Bedford grew up in the Melbourne suburb of Port Melbourne. He played for his school Parade College as a junior. He began his senior career in the Victorian Football Association, where he played at Port Melbourne Football Club. He was part of the Port Melbourne team which lost the controversial 1967 VFA Grand Final against Dandenong. He played 52 senior games with Port Melbourne during this phase of his career.

At the end of the 1967 football season, Bedford was approached by South Australian National Football League (SANFL) club Port Adelaide with an offer to move to South Australia to play for Port Adelaide as well as for the South Australian cricket team. South Australian cricket selector Sir Donald Bradman considered Bedford a leading candidate for the Australia national cricket team and urged Bedford to accept the offer from Port Adelaide. However, he opted instead to stay in Melbourne and moved to VFL club South Melbourne.

He played for South Melbourne between 1968 and 1976, playing 178 games and kicking 325 goals. He was the Swans' Best & Fairest on five occasions, leading goalkicker three times and in 1970 he won a Brownlow Medal as the league's best and fairest player. He played for the Swans as a rover but was also thrown forward to kick a goal when they needed it. He was South Melbourne's captain from 1973 until his departure in 1976, when he transferred to Carlton. He played at Carlton until mid-1978, then transferred back to Port Melbourne.

Bedford was also a talented batsman and leg-spin bowler for Victoria, playing 39 matches for the State between 1966–67 and 1972–73. He made 1602 runs at 28.10 and took 45 wickets at 33.40. His top score and only century was 134 not out against Western Australia in Melbourne in 1969–70, and his best bowling figures came later in the same season against South Australia in Adelaide when he took 5 for 40 in the second innings to help Victoria win and clinch victory in the Sheffield Shield. He played district cricket for Melbourne (ten seasons) and Carlton (one season).

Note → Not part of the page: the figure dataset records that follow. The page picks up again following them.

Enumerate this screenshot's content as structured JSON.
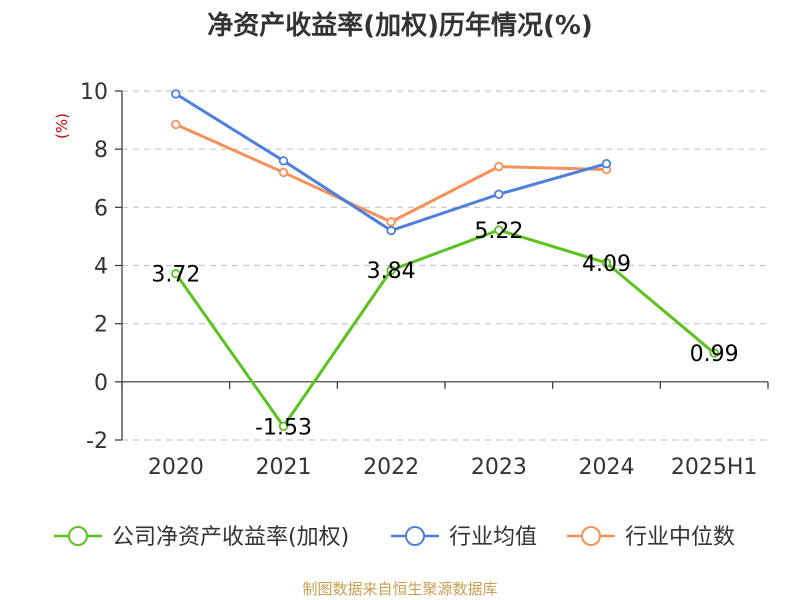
{
  "source": "制图数据来自恒生聚源数据库",
  "chart_data": {
    "type": "line",
    "title": "净资产收益率(加权)历年情况(%)",
    "ylabel": "(%)",
    "xlabel": "",
    "ylim": [
      -2,
      10
    ],
    "yticks": [
      -2,
      0,
      2,
      4,
      6,
      8,
      10
    ],
    "grid": true,
    "legend_position": "bottom",
    "categories": [
      "2020",
      "2021",
      "2022",
      "2023",
      "2024",
      "2025H1"
    ],
    "series": [
      {
        "name": "公司净资产收益率(加权)",
        "color": "#5cc21f",
        "values": [
          3.72,
          -1.53,
          3.84,
          5.22,
          4.09,
          0.99
        ],
        "labels": [
          "3.72",
          "-1.53",
          "3.84",
          "5.22",
          "4.09",
          "0.99"
        ]
      },
      {
        "name": "行业均值",
        "color": "#4e7fdc",
        "values": [
          9.9,
          7.6,
          5.2,
          6.45,
          7.5,
          null
        ]
      },
      {
        "name": "行业中位数",
        "color": "#f5915a",
        "values": [
          8.85,
          7.2,
          5.5,
          7.4,
          7.3,
          null
        ]
      }
    ]
  }
}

Bedford was selected in the Port Melbourne Team of the Century. He was inducted to the Australian Football Hall of Fame in 1999 and was named in the Swans team of the century which was announced on 8 August 2003. Bedford's father, William, was also selected in the Port Melbourne Team of the Century, and his nephew Stephen Allender won a J. J. Liston Trophy with Port Melbourne.